Sans Faceted Epbi 6 is a very bold, narrow, medium contrast, upright, normal x-height font visually similar to 'Evanston Tavern' by Kimmy Design, 'Behover' by Martype co, and 'Emmentaler' by Umka Type (names referenced only for comparison).
Keywords: headlines, posters, logos, sports branding, packaging, industrial, retro, assertive, sporty, mechanical, impact, signage, branding, ruggedness, compactness, angular, blocky, chiseled, condensed, faceted.

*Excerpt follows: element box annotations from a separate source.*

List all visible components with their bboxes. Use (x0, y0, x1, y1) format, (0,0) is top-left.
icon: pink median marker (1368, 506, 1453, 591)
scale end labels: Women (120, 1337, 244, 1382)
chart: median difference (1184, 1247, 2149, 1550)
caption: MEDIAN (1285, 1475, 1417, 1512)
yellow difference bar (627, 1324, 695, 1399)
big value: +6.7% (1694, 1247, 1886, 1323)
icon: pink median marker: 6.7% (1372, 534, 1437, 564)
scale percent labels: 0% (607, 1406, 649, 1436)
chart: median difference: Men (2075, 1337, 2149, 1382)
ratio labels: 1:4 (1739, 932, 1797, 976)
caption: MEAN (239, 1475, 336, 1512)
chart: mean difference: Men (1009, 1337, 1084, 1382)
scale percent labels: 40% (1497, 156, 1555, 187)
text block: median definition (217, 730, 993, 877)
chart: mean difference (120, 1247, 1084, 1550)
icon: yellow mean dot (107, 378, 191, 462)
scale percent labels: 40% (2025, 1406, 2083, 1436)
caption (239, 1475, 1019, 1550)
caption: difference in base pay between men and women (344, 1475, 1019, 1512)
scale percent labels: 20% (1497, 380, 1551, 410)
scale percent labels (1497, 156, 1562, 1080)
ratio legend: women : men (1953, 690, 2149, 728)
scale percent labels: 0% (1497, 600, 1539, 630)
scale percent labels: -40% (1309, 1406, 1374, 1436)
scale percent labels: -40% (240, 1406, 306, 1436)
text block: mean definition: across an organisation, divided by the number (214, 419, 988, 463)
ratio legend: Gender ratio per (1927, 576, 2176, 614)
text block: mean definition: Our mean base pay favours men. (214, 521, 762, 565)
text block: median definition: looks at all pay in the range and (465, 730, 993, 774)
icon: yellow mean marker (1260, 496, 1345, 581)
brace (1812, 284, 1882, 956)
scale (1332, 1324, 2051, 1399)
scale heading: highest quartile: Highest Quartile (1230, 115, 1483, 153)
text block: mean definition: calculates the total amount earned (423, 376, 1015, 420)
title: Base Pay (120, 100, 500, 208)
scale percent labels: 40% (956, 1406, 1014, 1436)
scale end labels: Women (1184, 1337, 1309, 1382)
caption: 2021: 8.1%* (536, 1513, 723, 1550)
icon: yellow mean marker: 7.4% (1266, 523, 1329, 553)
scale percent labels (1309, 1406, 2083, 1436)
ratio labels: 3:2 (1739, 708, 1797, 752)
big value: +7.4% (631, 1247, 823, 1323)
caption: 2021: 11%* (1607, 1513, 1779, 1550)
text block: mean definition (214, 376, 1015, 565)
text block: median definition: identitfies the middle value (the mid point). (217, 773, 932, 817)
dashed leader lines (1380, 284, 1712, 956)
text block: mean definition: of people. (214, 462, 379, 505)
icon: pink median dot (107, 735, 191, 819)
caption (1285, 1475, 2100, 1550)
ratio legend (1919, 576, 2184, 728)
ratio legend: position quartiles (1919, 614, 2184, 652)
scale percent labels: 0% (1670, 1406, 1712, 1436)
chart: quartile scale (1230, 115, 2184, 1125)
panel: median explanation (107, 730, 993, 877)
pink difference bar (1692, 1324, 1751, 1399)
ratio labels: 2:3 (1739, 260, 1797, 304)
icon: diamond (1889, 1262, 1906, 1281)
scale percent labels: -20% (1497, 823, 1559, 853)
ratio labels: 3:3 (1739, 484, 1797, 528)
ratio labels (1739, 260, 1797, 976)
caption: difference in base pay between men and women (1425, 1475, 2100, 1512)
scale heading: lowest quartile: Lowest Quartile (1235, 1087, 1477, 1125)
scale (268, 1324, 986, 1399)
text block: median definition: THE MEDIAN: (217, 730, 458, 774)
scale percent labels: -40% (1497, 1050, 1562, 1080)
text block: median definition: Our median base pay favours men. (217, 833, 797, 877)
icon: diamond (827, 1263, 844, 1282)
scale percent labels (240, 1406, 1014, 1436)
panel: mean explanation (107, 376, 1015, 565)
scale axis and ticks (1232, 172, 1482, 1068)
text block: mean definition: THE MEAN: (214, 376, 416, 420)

A compact, heavy display sans built from straight strokes and sharp planar cuts rather than curves. Corners are consistently chamfered, producing octagonal counters and clipped terminals across rounds like O, C, and G. Strokes are largely uniform, with squared joins and tight internal apertures that emphasize mass and a strong vertical rhythm; diagonals (V, W, X, Y) read as rigid and structural. Numerals follow the same faceted construction, with bold, sign-like silhouettes and minimal interior space.
Best suited to short, high-impact settings such as headlines, posters, badges, and logotypes where its faceted shapes can read as intentional styling. It also fits sports branding, product packaging, and title treatments that benefit from a compact, blocky presence; for longer text, generous size and spacing help preserve clarity.
The overall tone is forceful and utilitarian, evoking industrial labeling, athletic lettering, and hard-edged retro graphics. Its faceted geometry feels machined and rugged, delivering a confident, no-nonsense voice with a slightly game/arcade-like punch.
The design appears intended to translate bold, stencil-like solidity into a clean sans framework by replacing curves with crisp facets and clipped corners. Its goal is visual punch and instant recognizability through geometric consistency and dense, condensed proportions.
The condensed proportions and tight counters make the texture dense in paragraphs, while the consistent corner clipping creates a unified, emblematic look. The lowercase retains the same angular logic as the uppercase, keeping stylistic continuity in mixed-case settings.